Allowing a dealer to include over-allowances on trade-in vehicles in the cash price of
vehicles being purchased adversely affects consumers who are funded long-term loans
for which they otherwise may not qualify and which they may not be able to afford.
Additionally, this practice negatively impacts lenders who extend credit for sales
misrepresented to them based on fictitious values of vehicles being financed. As the
evidence at trial showed, lenders cannot determine fraud from the face of a contract when
the numbers have been manipulated. Finally, and of no less import, enforcing the ASFA’s
disclosure requirements protects dealership competitors who are at a disadvantage if they
quote a true trade-in value rather than an inflated one.
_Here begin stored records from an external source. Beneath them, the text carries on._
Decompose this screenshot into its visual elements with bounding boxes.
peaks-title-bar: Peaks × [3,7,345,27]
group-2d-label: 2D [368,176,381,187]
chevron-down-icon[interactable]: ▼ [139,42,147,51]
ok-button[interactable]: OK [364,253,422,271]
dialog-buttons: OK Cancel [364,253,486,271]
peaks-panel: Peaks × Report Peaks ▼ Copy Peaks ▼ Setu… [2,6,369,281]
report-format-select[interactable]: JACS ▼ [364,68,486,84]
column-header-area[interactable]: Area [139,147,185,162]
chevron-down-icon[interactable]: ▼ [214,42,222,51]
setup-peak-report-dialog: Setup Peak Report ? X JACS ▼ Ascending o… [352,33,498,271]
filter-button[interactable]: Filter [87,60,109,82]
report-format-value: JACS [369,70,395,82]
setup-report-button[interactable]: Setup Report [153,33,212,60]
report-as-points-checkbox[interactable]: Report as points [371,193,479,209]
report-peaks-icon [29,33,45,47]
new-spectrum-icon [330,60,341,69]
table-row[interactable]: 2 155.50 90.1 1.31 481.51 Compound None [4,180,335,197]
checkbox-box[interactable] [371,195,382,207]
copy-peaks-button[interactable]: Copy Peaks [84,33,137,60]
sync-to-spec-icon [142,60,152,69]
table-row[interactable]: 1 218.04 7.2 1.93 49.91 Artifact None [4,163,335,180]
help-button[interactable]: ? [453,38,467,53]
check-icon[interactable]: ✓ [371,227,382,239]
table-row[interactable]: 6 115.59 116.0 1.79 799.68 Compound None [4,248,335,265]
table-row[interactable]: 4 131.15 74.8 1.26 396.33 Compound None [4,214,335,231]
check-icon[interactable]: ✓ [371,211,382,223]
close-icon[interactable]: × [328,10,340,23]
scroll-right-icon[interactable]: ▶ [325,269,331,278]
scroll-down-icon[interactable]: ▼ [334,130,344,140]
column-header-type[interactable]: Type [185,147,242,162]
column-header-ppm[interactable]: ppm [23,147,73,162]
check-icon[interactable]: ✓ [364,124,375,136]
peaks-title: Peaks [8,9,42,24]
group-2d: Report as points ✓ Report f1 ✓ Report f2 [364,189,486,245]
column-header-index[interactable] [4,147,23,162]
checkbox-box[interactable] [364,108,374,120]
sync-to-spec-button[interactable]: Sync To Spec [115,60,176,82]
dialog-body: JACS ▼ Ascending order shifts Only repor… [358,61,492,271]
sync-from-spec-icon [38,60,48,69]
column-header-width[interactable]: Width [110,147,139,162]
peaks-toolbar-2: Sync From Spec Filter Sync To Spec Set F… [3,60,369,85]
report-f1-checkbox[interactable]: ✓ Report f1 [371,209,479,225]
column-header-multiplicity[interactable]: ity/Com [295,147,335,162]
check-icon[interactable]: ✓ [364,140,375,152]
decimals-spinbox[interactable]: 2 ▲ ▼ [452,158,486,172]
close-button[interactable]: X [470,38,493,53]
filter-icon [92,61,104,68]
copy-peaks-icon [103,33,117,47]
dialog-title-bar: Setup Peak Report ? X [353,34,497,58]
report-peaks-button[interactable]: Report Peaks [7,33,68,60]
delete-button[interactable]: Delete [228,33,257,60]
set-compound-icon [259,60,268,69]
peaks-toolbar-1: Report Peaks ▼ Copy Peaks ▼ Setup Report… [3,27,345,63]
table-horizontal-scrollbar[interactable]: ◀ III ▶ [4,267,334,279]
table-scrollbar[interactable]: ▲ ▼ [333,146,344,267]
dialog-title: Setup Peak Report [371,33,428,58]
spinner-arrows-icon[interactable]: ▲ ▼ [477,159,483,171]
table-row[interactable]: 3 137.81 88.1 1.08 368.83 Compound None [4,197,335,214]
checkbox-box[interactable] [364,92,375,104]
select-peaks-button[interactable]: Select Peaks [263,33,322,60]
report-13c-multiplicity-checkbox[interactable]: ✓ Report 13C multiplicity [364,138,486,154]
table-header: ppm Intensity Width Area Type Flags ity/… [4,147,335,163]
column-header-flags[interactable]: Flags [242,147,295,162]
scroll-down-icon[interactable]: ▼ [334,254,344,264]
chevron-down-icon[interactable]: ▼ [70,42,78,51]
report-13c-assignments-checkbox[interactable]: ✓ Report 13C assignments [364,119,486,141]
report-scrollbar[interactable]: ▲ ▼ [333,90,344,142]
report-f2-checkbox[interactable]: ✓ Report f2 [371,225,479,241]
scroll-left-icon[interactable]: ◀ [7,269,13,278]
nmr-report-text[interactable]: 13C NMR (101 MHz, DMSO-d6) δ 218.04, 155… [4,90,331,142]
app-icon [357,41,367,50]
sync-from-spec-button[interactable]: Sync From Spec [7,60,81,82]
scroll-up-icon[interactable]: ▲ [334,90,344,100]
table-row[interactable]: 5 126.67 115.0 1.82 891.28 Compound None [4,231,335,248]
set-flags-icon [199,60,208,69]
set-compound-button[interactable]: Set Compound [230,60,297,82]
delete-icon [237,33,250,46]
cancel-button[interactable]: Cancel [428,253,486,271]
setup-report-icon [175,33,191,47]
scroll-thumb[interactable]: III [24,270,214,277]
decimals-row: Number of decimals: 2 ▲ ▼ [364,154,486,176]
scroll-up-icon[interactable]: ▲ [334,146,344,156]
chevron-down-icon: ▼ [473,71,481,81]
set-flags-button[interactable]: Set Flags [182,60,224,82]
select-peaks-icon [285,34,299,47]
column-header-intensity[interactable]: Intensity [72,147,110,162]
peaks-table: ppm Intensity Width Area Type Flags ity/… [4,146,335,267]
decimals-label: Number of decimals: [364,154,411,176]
Requiring a meaningful disclosure
of credit terms both protects consumers and enhances fair business competition. (15
U.S.C. § 1601(a)).”

Oregon law, as well as Regulation Z, permit the financing of prior credit balances
on trade-in vehicles as long as the amount financed is clearly and separately
disclosed and properly identified. (See Official staff interpretation, 12 CFR §
226.18(c) (Supp. I 2005).) To engage in any negative equity adjustment not only
violates Oregon Revised Statutes Chapter 83 disclosures and Regulation Z, but is
a violation of the Oregon Unlawful Trade Practices Act in several sections which
make it unlawful when a dealer or broker:

“Makes false or misleading representations concerning credit availability or the nature of
the transaction or obligation incurred,” ORS 646.608(1)(k); or

“Makes false or misleading representations of fact concerning the offering price of, or the
person’s cost for real estate, goods or services,” ORS 646.608(1)(s).
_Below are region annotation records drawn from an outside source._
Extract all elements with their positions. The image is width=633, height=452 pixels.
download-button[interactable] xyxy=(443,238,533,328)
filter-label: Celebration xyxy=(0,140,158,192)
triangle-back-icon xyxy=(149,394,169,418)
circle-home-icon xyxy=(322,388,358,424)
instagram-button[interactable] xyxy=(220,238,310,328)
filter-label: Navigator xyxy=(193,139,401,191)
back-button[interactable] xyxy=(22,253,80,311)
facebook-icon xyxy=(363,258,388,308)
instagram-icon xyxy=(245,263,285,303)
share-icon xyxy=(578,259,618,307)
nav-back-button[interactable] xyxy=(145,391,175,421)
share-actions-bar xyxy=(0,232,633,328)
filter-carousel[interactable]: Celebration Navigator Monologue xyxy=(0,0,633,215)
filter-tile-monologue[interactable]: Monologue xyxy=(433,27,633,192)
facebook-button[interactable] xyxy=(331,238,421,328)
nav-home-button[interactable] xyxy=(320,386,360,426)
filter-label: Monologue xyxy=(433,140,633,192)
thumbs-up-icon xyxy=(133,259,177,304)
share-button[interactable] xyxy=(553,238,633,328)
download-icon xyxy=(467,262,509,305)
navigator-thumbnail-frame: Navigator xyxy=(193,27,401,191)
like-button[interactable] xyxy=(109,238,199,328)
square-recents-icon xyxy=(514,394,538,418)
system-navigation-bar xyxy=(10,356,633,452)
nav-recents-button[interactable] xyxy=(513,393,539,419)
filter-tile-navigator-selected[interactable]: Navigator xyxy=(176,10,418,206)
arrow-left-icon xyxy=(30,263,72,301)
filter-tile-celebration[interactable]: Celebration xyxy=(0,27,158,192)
This rule requires that a consumer be clearly informed that the negative equity in his/her
trade-in has been added to his/her purchase or lease. Compliance with this rule will
eliminate those situations where a consumer believes (s)he has purchased a vehicle at one
price, only to discover after closer examination of the deal documents that the negative
equity has been added to the cost of the new transaction. The consequences are
enormous. The added cost of financing can add up to thousands of extra dollars for a
consumer, plus makes it even harder to trade-in the new vehicle at a later date because
the negative equity on the new vehicle is even more than the original trade-in.
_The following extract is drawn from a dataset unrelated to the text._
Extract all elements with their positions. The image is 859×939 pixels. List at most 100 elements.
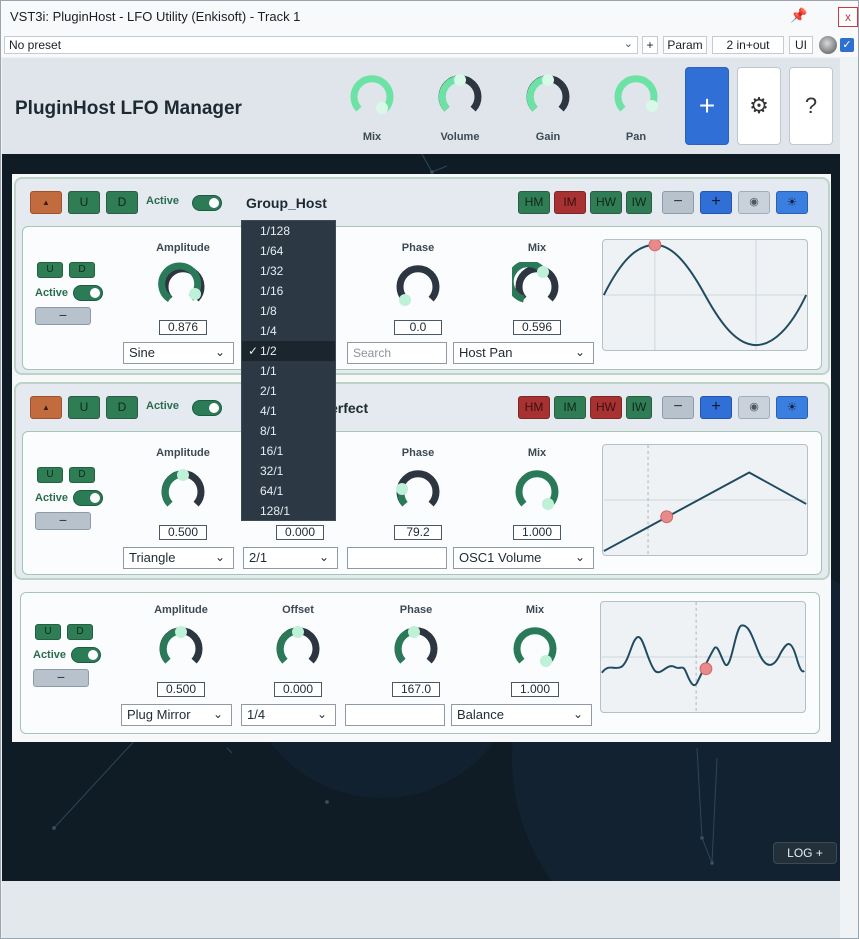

This rule creates no new law. It simply states that dealers and brokers must obey the laws
that have been in effect for years. All of the published purchase agreements and retail
installment contracts printed and distributed by the different Oregon dealer associations
added a disclosure line for negative equity after the changes to Regulation Z became
effective. The time has come that they be used honestly in every transaction.
(bb) Negative Equity Disclosure - Any negative equity of a vehicle taken in trade as part
of any motor vehicle transaction shall be clearly and conspicuously disclosed in any
purchase order, lease agreement or retail installment contract.